RICE Scoring Model
RICE scoring prioritizes product ideas based on reach, impact, confidence, and effort to guide decision-making with structured reasoning.
What is the RICE Scoring Model?
The RICE scoring model is a prioritization framework that calculates priority scores for features or initiatives by multiplying Reach (how many people affected) times Impact (how much it helps those people) times Confidence (how sure you are about estimates) divided by Effort (work required to build). Think of it like a return-on-investment calculator specifically designed for product decisions, helping you compare apples to oranges by converting everything into a single numerical score. Developed by Intercom, this framework has become the gold standard for product teams who need to defend their roadmap decisions with data rather than opinions.
RICE transforms subjective debates about what to build next into objective discussions grounded in estimates and evidence. Instead of the loudest voice in the room winning, or building features just because the CEO asked, teams can point to clear scoring that shows why certain initiatives deserve resources while others should wait.
RICE Scoring in Product Development
RICE scoring brings clarity to the chaos of competing priorities. It works across B2B and B2C products, from early-stage startups to enterprise platforms managing thousands of feature requests.
Startup Product Decisions
Early-stage companies use RICE to avoid building features just because one customer asked. Notion used RICE scoring in their early days to prioritize database functionality over formatting features, a decision that defined their market position. The framework helped them say no to 80% of requests while building the 20% that mattered.
Enterprise Roadmap Planning
Large organizations apply RICE across portfolios of products. Salesforce uses modified RICE scoring to allocate resources across clouds, considering reach at the account level rather than individual users. This helped them identify that CPQ improvements would impact their largest accounts despite affecting fewer total users.
Platform Feature Prioritization
Marketplace platforms face unique challenges balancing buyer and seller features. Etsy's RICE analysis revealed that seller tools had 3x higher impact on gross merchandise value than buyer features, reshaping their roadmap. They measure reach differently for two-sided impact.
Technical Debt Decisions
Engineering teams adapt RICE for infrastructure projects. Stripe includes "risk mitigation" in their impact score for security and reliability features. This helped them justify investing in a new payment processing engine that touched every transaction despite no visible user features.
RICE Components Deep Dive
Reach Estimation
• Users impacted per time period (typically per quarter)
• Percentage of user base affected
• Transaction or revenue volume touched
• Frequency of use multiplied by user count
Impact Scoring Scale
• 3 = Massive impact (game-changing for users)
• 2 = High impact (significant improvement)
• 1 = Medium impact (noticeable enhancement)
• 0.5 = Low impact (minor improvement)
• 0.25 = Minimal impact (barely noticeable)
Confidence Levels
• 100% = High confidence (data-driven, tested)
• 80% = Medium-high (strong indicators)
• 50% = Medium (educated guess)
• 20% = Low (mostly assumptions)
Effort Estimation
• Person-weeks or person-months
• Story points converted to time
• Include all disciplines (design, engineering, QA)
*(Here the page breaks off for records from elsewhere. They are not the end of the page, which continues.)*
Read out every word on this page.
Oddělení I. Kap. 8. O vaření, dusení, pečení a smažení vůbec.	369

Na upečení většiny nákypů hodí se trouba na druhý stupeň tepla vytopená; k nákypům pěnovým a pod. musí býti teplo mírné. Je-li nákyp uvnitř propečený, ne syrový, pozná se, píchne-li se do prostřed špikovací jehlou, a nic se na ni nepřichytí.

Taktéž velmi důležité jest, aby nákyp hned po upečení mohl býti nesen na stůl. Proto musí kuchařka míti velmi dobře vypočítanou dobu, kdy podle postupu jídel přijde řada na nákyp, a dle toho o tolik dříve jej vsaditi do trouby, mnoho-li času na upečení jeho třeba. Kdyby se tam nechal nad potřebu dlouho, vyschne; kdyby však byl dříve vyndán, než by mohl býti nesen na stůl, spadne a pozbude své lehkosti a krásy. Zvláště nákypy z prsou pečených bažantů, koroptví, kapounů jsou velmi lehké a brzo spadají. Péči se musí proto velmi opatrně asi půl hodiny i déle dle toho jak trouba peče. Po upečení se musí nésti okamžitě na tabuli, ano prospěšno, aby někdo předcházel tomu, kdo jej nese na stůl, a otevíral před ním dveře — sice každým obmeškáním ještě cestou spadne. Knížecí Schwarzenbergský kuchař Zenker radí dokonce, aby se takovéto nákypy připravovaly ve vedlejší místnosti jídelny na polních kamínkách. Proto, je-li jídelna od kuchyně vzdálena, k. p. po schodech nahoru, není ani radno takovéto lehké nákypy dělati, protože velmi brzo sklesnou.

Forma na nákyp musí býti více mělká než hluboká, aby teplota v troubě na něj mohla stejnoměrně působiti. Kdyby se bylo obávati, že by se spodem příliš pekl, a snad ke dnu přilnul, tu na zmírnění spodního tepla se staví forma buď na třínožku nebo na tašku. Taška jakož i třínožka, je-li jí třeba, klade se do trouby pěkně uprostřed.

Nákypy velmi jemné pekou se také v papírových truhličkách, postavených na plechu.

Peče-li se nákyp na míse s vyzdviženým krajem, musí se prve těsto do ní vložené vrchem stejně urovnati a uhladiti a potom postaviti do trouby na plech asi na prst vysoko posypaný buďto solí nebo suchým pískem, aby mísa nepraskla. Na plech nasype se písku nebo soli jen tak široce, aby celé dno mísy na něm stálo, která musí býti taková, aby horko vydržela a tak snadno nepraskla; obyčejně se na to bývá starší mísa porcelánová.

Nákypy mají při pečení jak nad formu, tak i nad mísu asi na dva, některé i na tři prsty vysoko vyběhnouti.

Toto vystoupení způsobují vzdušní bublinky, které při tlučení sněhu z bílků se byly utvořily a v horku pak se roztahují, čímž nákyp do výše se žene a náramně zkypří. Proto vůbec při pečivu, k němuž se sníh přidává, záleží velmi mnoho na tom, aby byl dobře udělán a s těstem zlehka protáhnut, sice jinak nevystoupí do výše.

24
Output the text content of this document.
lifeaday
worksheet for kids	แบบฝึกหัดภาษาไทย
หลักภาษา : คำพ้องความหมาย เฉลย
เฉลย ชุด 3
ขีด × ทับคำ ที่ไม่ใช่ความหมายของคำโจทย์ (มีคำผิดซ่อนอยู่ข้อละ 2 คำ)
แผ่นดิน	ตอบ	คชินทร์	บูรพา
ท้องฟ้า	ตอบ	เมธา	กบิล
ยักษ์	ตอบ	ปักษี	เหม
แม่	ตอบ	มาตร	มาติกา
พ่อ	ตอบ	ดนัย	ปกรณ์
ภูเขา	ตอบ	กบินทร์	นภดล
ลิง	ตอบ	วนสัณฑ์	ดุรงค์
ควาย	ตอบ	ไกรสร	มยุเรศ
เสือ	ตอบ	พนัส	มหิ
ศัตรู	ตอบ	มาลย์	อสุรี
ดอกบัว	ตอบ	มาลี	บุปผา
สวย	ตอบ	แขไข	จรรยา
• Consider maintenance and support costs
Recommended resources
Courses
Product Discovery
Product Analytics
Introduction to Product Management
Lessons
FAQs
Week 1: Define your scoring scales and gather baseline data. Decide what "reach" means for your product (users, accounts, transactions?). Create impact definitions from "minimal" (0.25) to "massive" (3). Set confidence levels based on evidence types. Estimate effort in person-weeks or story points.
Week 2: Score your current backlog using the framework. Start with 10-20 items to calibrate scores across the team. Document assumptions behind each score. Calculate RICE scores: (Reach × Impact × Confidence) ÷ Effort. Rank items and identify surprises.
Month 1: Integrate RICE into planning cycles. Require RICE scores for new feature requests. Build dashboards showing score distributions. Review actual impact versus predictions for completed features. Adjust scoring scales based on learnings.
Month 2: Expand beyond features to bugs, technical debt, and experiments. Create templates for common request types. Automate reach calculations from analytics. Establish RICE review meetings. Share framework with stakeholders for transparency.